Afghanistan’s fate—past, present and future—is fundamentally beholden to the conditions of its creation. While today those conditions—its dependence on foreign aid, lack of legitimacy among the population and inability to deliver the public good—are viewed as elements of state failure, they are in fact consciously constructed features of its original blueprint. These perversions of political design—or pathologies—embedded by outside imperial powers at the modern state’s inception have long determined Afghanistan’s political fortunes, both domestically and internationally. The re-incarnated Taliban, risen from the ashes like the phoenix, will be subject to similar vicissitudes, as will all future Afghan governments.

Problems of the Afghan Nation

In the policy world and among the US public there is a common belief that Afghanistan is a land trapped in the past, ruled by ancient ties of kinship, primordial bonds of blood, and timeless traditions and cultural customs. Any coherent semblance of an Afghan nation is lacking in this stereotype. Its place is usurped by ethnic solidarities such as Pashtun and Tajik communities vying for dominance within the geographical space occupied by the Afghan state. The Taliban are understood not only as Islamic fundamentalists—a problematic caricature for other reasons—but also as Pashtun chauvinist-cum-nationalists. Their agenda is not only the establishment of Afghanistan as an Islamic emirate, but also as a Pashtun-dominated polity. These simplified views enable analysts to speak of the Afghan civil war as one of ethnic cleavages and foreign politicians to talk of the country as a tribal society where any idea of a shared national identity lacks traction.[2]

Whereas the Afghan nation has increasingly been conceptualized in ethnically exclusive terms, the Afghan state has historically been actualized in ethnically inclusive terms. American policymakers, however, believed Afghanistan to be a Pashtun-dominated state and predicated their political calculations on this belief.[3] Consequently, following the US-led restructuring of Afghanistan in the Bonn Process, the United States supported the construction of a highly centralized, ethnically delineated constitutional structure that institutionalized Pashtun power in a dominant executive. Such institutional architecture was both based on and facilitated an understanding of the Afghan nation not as a multiethnic mosaic but rather as one where the dominant ethnic group, the Pashtun, subordinated the other people of Afghanistan to their will. Historically though, this has not been the case. While a Pashtun has served as the political executive of the country since the establishment of the Durrani Empire in 1747, he has overseen a multiethnic, cosmopolitical state complex manned by Dari-speaking functionaries drawn from other ethnic groups, most notably the Shi‘a Qizilbash and Tajiks. Even the Pashtun king, and later president, has not been a “real” Pashtun. Instead, he has been an urban Dari-speaker, more at home and at ease in the ethnically mixed realm of Kabul than the tribal tracks of Khost.

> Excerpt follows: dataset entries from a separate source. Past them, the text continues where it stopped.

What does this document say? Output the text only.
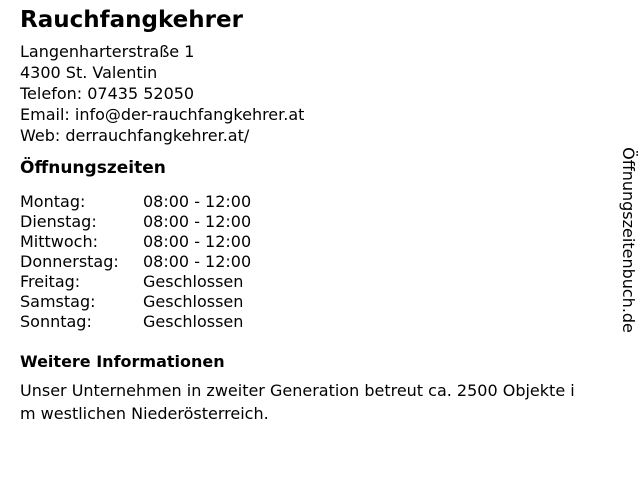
Rauchfangkehrer
Langenharterstraße 1
4300 St. Valentin
Telefon: 07435 52050
Email: info@der-rauchfangkehrer.at
Web: derrauchfangkehrer.at/
Öffnungszeiten
Montag:	08:00 - 12:00
Dienstag:	08:00 - 12:00
Mittwoch:	08:00 - 12:00
Donnerstag: 08:00 - 12:00
Freitag:	Geschlossen
Samstag:	Geschlossen
Sonntag:	Geschlossen
Weitere Informationen

Unser Unternehmen in zweiter Generation betreut ca. 2500 Objekte i
m westlichen Niederösterreich.

Öffnungszeitenbuch.de
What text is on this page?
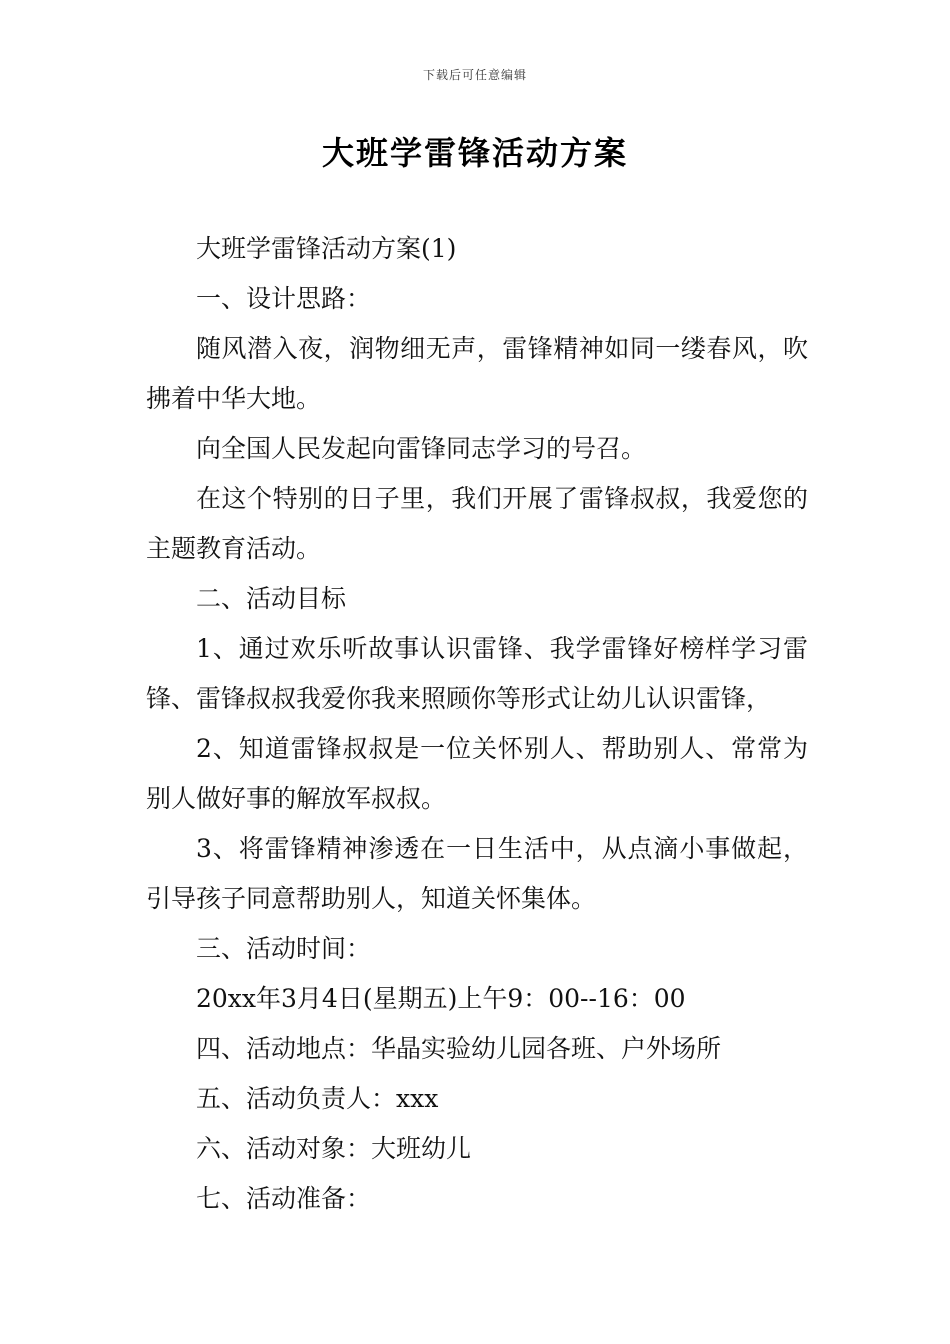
下载后可任意编辑
大班学雷锋活动方案

大班学雷锋活动方案(1)

一、设计思路：

随风潜入夜，润物细无声，雷锋精神如同一缕春风，吹拂着中华大地。

向全国人民发起向雷锋同志学习的号召。

在这个特别的日子里，我们开展了雷锋叔叔，我爱您的主题教育活动。

二、活动目标

1、通过欢乐听故事认识雷锋、我学雷锋好榜样学习雷锋、雷锋叔叔我爱你我来照顾你等形式让幼儿认识雷锋，

2、知道雷锋叔叔是一位关怀别人、帮助别人、常常为别人做好事的解放军叔叔。

3、将雷锋精神渗透在一日生活中，从点滴小事做起，引导孩子同意帮助别人，知道关怀集体。

三、活动时间：

20xx年3月4日(星期五)上午9：00--16：00

四、活动地点：华晶实验幼儿园各班、户外场所

五、活动负责人：xxx

六、活动对象：大班幼儿

七、活动准备：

Afghan nationalism is predicated on a horizontal solidarity between peoples. Absent, however, is a vertical solidarity linking people and the institutions of the state. As a consequence, Afghan nationalism is not identified with the state, creating a disconnect that partly explains the state’s relative fragility.
 

Afghan nationalism is predicated on a horizontal solidarity between peoples. Absent, however, is a vertical solidarity linking people and the institutions of the state.[4] As a consequence, Afghan nationalism is not identified with the state, creating a disconnect that partly explains the state’s relative fragility. That fragility is both a cause and consequence of its lack of penetration into society. The Afghan state, historically, has been both a conceptually and physically limited enterprise. In the former sense, its responsibilities have been narrowly construed, mainly restricted to taxation and security. For the most part, the state claimed authority without exercising it, knowing that any attempt would expose its weakness. In the latter sense, until the communist takeover with the Saur Revolution in April 1978, the ambition and ambit of state authority was circumscribed to the cities. The pretense of its sovereignty over the countryside was only respected so long as it was not exercised. When the communist government attempted to assert its authority in rural areas beginning in the summer of 1978, the disconnect between the cities and the countryside, or rather between the Afghan nation and the Afghan state, became painfully obvious. The assertion of state power in the name of the people was met with widespread resistance by those people, leading to the Soviet intervention in December 1979.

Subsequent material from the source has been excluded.